6x purple loading dye recipe

6x purple loading dye recipe

Recipes for loading buffers

The actual quantity of dye matters not. However, it is vital that you prevent overlay of dye and expected DNA size. For instance, if you're expecting a genotyping gang of 200-400nt, you should not use bromophenol blue because it will obscure your products. Within this situation, you need to use a bigger dye like xylene cyanol.

Ficoll Orange G (6)

Add very small quantities of Orange G dye so that the loading dye is dark orange. Store in small aliquots at 4C (70 degrees is ok too). To make use of, add and blend 1/fifth amount of loading dye to DNA solutions just before loading in to the wells of gels.

Sucrose xylene cyanol / bromophenol blue (6)

  • 4g sucrose
  • 25mg bromophenol blue or xylene cyanol (.25%)
  • dH2 O to 10mL

Add appropriate add up to DNA sample, e.g. 5µl to 25µl.

Store at 4°C to prevent mould growing within the sucrose. 10mL of loading buffer will last a long time.

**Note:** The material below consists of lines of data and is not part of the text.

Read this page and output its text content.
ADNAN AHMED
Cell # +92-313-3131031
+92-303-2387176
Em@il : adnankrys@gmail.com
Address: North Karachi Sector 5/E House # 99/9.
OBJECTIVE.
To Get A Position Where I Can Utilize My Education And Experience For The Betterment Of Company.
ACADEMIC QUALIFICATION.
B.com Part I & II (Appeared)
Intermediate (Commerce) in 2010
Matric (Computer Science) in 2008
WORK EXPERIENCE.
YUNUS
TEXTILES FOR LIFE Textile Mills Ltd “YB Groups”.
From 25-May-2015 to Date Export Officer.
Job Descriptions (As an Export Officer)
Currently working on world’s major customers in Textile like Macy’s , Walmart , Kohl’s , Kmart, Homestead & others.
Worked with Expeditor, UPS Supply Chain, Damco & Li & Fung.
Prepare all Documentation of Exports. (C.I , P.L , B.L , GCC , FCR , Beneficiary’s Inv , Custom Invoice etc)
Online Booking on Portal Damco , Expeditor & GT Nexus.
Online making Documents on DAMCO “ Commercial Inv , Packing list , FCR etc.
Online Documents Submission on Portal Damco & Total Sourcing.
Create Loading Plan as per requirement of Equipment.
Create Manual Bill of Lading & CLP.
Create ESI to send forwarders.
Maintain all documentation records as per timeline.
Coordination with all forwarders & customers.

Glycerol bromophenol blue (6)

  • 3ml glycerol (30%)
  • 25mg bromophenol blue (.25%)
  • dH2 O to 10mL

compare CSH protocols [1] (restricted access)

NEB Loading Dye

Utilized by Dueber Lab (UC Berkeley). –Shyam Bhakta
Ficoll®-400 leads to better and tighter bands in comparison with glycerol loading dyes. SDS creates sharper bands, as some restriction enzymes are recognized to remain certain to DNA following cleavage. EDTA chelates magnesium (as much as 10 mM) in enzymatic reactions, therefore stopping the response. Tris-HCl buffers the sample in a pH safe for DNA. In 1% agarose gels, orange G comigrates having a

50 bp fragment, bromophenol blue having a

300 bp, and xylene cyanol having a

4,000 bp fragment. This 6 loading dye recipe is similar to that particular of NEB loading dyes, aside from adding both xylene cyanol and Orange G (slightly reduced from .15%) with bromophenol blue. The Dueber Lab also adds 6 GelGreen DNA stain towards the loading dye, so they won't need to pre/publish-stain the gel.